Abbott, former executive director and a founding member of Australians for a Constitutional Monarchy, accused Keneally of engaging “in an absolutely gigantic slur” against monarchists. “That is completely and utterly untrue, it’s an outrageous smear,” he said. “It’s just a low, contemptible thing to say.”
Abbott said that just because Hanson supports Australia as a constitutional monarchy does not mean that all monarchists agree with her views. “I think that sometimes he allows his own dark fantasies to colour his perceptions of the constitutional debate,” he said.
To back his argument, Keneally cited a public debate some years ago at which a state Labour parliamentarian Franca Arena, who immigrated from Italy in 1959, argued the case for a republic. At that meeting, “a particular monarchist – in fact my local (MP), Bronwyn Bishop – said to her, ‘If you don’t want the Queen, why don’t go back to you own greasy country’,” Keneally recounted.
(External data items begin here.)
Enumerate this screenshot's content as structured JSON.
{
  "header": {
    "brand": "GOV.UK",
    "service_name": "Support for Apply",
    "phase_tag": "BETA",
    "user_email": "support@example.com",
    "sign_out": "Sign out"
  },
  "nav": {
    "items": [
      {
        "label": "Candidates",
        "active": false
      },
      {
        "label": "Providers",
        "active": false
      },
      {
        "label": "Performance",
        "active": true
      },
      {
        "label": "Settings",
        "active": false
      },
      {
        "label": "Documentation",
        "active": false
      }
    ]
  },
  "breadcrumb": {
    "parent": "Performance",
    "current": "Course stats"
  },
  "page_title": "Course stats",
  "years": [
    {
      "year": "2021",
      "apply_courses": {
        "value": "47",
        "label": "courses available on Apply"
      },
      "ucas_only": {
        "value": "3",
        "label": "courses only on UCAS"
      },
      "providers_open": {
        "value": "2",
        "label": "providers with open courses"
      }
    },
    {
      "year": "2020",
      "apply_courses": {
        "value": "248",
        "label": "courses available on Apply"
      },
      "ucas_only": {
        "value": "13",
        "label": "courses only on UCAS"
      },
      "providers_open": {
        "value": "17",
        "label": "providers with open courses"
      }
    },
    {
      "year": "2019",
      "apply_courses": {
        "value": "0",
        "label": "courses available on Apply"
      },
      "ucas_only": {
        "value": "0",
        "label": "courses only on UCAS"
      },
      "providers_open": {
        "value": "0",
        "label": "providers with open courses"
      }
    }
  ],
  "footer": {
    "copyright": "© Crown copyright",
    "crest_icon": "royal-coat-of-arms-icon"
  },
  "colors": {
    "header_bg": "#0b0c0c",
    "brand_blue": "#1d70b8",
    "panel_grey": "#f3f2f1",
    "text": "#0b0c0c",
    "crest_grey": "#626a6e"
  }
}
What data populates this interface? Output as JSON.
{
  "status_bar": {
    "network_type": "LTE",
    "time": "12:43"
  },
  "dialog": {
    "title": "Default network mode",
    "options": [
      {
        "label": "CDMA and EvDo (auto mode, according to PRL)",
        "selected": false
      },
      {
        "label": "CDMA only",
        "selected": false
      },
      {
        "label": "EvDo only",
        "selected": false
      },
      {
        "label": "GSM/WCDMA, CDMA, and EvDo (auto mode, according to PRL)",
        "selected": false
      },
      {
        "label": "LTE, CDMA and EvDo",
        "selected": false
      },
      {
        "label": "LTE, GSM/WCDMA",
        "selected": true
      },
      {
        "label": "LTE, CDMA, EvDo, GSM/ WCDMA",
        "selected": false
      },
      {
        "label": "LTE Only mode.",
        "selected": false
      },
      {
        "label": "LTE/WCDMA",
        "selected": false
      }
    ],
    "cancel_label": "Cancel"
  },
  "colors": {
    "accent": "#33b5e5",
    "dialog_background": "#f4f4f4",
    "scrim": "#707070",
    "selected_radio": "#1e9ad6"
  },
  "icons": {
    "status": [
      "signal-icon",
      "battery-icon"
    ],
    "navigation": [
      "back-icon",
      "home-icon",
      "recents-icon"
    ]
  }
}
Bishop, now Australia’s Minister for Defence Industry in the Liberal-National coalition government of Prime Minister John Howard, yesterday denied making the comment. “Anyone who says that is absolutely and completely wrong, and I would be highly offended ... I would never stoop to that sort of language.”
However, Arena told The Post that she recalled the incident. “I can’t remember if Bronwyn used the word ‘greasy’, but she certainly said, ‘Why don’t you go back to your own country’.” She agreed with Keneally’s argument that the monarchy provided succour to racists and anti-Asian feelings in the country.